8/06/2016

1896 A.C. Fairbanks "Special No. 1" 5-String Banjo





The Fairbanks/Vega company of Boston was (and is) still renown for their excellent products. This is an early-on A.C. Fairbanks-labeled model (after Cole split from the Fairbanks-Cole merger) and the serial places it around 1896. It's a full-size banjo ("standard size" for the day) with an 11" rim and 26" scale length. This model is very, very plain but does have a comfortable, straight cherry neck, and spunover ("integral tonering" on the top-side) rim. It's lightweight and responsive and has a crisp, elegant voice. These instruments were intended for gut and I've strung it up with a custom set of nylon/fluorocarbon to simulate that.

A customer of mine bought this from Gruhn's and had it shipped here. He, alarmingly, got a bargain. My work was to clean it up, give it a fret level/dress, replacement pegs, and general setup.


The banjo has most of its original hardware, though the head is what appears to be an 80s FiberSkyn replacement and the bridge is unoriginal, too (but older -- 60s?).


The headstock veneer is very thin ebony but the board is stained maple or pearwood. I've replaced the broken original nut with an ebony one. The tuners are also new -- cobbled from uke-pegs. This came with a mixed set of violin-style friction pegs (ew) that weren't fit well at all.
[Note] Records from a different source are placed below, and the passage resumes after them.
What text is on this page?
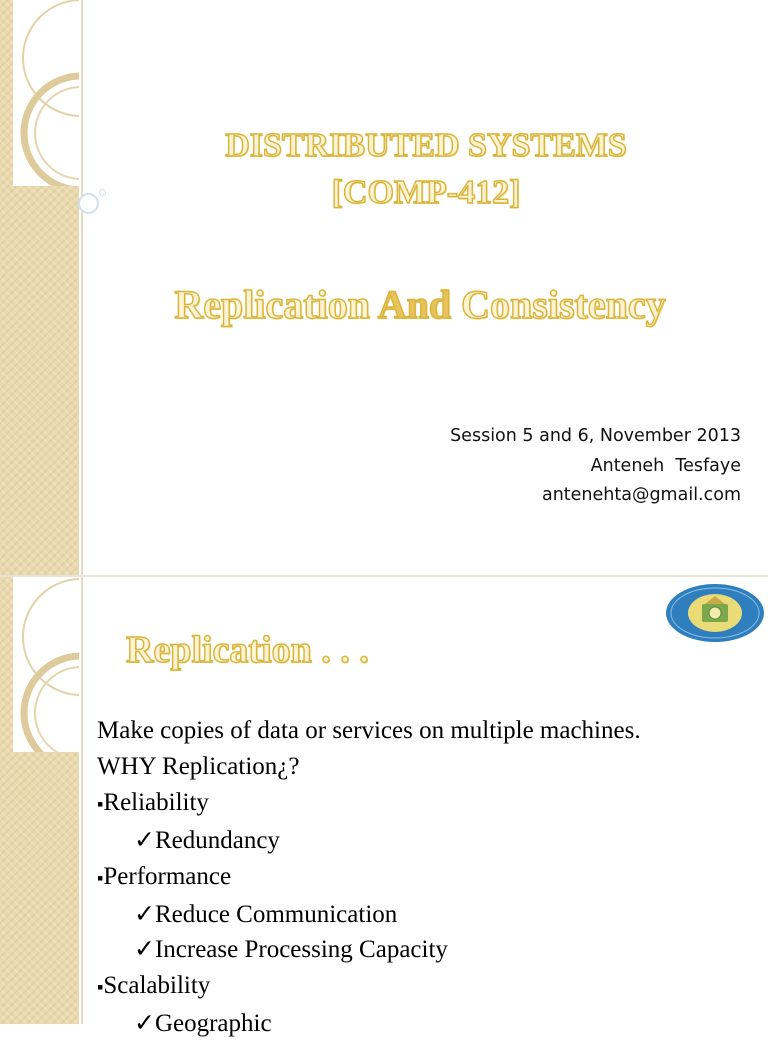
DISTRIBUTED SYSTEMS
[COMP-412]
Replication And Consistency
Session 5 and 6, November 2013
Anteneh  Tesfaye
antenehta@gmail.com
Replication . . .
Make copies of data or services on multiple machines.
WHY Replication¿?
▪Reliability
✓Redundancy
▪Performance
✓Reduce Communication
✓Increase Processing Capacity
▪Scalability
✓Geographic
The 5th peg is also from my parts-bins.



Don't you love that tie-on tail? So simple.

The action is setup perfectly for classic-style banjo at 3/32" overall at the 12th fret. I used fairly light-gauge strings so they work for standard open G tuning (or C).












Originally this banjo would've had an ingenious little "shoe" neck adjuster that dropped into a slot, but it was missing on this one and replaced with a 20s shim-style adjuster, instead. I got rid of that (impractical and not rugged enough for the average player) and used an old-fashioned "bolt-her-up" attachment, since there was a hole and slot for the original unit anyhow. I used old hardware to keep it looking in-spec.